Gabriela, hija única, padres católicos. Colegio católico. Misa todos los domingos, pero eso sí, en la catedral, nada de capillas. Clases de piano dos veces por semana después de salir de la escuela de monjas.
La rutina, las órdenes, los deberes, a Gabriela nada le movía un pelo. Siempre hacía lo que los padres mandaban y todos felices. Miraba tele, leía revistas y, a pesar de que odiara el colegio y media clase la ignorara, ella estudiaba. Hasta ahí pero estudiaba.
Los padres, nunca conformes, secretamente deseaban que la hija fuera abanderada, que la subieran a un escenario, que se destacara, que mirara a todos desde arriba. Pero la única oportunidad que Gabriela tuvo de mirar desde arriba de un escenario fue cuando en tercer grado la maestra la eligió para que hiciera de árbol. Y ya.

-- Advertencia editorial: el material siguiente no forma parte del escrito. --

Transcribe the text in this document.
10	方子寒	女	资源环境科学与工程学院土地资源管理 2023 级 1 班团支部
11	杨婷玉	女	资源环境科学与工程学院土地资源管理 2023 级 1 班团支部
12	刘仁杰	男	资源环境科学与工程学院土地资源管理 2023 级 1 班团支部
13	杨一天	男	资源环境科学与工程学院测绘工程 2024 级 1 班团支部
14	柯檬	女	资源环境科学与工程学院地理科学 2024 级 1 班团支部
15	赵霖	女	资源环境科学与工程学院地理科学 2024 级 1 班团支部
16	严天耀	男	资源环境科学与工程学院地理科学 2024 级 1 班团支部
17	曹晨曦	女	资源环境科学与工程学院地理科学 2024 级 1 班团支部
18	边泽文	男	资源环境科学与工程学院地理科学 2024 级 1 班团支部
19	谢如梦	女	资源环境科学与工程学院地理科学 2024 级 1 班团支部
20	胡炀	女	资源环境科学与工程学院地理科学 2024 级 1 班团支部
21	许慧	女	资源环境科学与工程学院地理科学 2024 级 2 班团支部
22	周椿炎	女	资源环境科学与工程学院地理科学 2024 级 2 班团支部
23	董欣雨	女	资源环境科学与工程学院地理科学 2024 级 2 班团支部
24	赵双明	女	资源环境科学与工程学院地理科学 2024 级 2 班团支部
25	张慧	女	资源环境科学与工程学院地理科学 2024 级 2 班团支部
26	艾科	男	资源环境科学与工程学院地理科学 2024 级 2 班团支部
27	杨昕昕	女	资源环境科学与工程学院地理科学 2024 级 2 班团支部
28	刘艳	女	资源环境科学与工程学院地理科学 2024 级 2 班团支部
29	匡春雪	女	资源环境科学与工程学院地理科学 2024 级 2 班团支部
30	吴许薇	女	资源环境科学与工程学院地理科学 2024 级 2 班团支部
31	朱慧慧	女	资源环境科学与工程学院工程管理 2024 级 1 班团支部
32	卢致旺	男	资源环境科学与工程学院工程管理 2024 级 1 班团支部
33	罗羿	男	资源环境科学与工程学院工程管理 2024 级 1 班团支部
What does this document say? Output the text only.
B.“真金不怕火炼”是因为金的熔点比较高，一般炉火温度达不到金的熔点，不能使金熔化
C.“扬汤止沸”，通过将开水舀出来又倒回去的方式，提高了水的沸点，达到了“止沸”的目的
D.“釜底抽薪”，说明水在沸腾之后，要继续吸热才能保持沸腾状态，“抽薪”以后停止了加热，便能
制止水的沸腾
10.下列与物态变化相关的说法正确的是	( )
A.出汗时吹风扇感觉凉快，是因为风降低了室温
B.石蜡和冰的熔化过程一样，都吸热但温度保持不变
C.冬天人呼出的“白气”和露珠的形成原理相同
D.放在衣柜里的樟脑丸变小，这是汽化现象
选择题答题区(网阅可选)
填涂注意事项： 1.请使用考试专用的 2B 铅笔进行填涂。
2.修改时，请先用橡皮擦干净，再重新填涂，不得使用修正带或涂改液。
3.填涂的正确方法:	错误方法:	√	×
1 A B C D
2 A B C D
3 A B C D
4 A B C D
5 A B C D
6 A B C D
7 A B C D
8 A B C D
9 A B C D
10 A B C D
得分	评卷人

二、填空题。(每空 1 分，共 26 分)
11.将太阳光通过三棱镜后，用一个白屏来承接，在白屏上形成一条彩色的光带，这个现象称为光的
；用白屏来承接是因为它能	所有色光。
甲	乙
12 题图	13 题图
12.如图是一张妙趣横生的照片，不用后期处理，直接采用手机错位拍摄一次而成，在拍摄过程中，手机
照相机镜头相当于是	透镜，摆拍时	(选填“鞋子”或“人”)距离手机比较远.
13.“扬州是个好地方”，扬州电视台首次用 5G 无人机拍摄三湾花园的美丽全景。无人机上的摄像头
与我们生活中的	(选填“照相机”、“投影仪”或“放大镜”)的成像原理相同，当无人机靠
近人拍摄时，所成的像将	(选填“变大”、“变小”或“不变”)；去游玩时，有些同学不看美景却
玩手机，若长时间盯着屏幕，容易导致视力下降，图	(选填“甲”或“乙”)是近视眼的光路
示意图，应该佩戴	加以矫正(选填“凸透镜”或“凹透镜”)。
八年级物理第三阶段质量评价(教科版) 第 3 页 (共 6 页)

Los años pasaron, Gabriela cumplió 15, tuvo su fiesta y conoció a Pablo una vez que fue a bailar. Mamá y papá vigilaban de cerca los horarios y los comportamientos de Gabriela pero todo parecía tranquilo y normal. Gabriela y Pablo, adolescentes al fin, con las hormonas en total ebullición no podían dejar de mirarse y besarse sin que se les prendiese fuego los genitales. Pero Gabriela siempre la tuvo clara: "Al matrimonio llego virgen".
Virgen de dónde? Gabriela accedió a ir a la cama, y preservaba su honor porque había otros lugares por donde Pablo (y ella, para qué negarlo) satisfascía sus instintos sexuales. No era el lugar por el cual le hubiese gustado debutar a Pablo, pero antes que nada...
El noviazgo adolescente terminó cuando Gabriela cumplió los 21 y conoció a Joaquín, atlético, casi dos metros de altura y olvidó sus prejuicios y aprendió a disfrutar de una sexualidad sana.
Al cabo de dos años, mientras preparaba los últimos detalles de su casamiento que ocurriría en un mes y medio, Gabriela descubrió que estaba embarazada. Qué mala suerte! Qué descuido!
Qué hacemos!? La fiesta? La gente? Qué dirán? Y el vestido!?!? No me va a entrar!!!
Sigilosamente, sin decirle nada a Joaquín, Gabriela confió en su católica madre. Mamá le cruzó la cara de un cachetazo pero no lloró.
La arrastró hasta un lugar oscuro y sucio donde una mujer con una cara horrenda le dijo que abriera las piernas.
Y al cabo de dos horas salió Gabriela, libre de culpa y cargo, lista para seguir planeando su fiesta de casamiento y con el alivio que da la tranquilidad de saber que el vestido (blanco e inmaculado) le iba a quedar como soñó.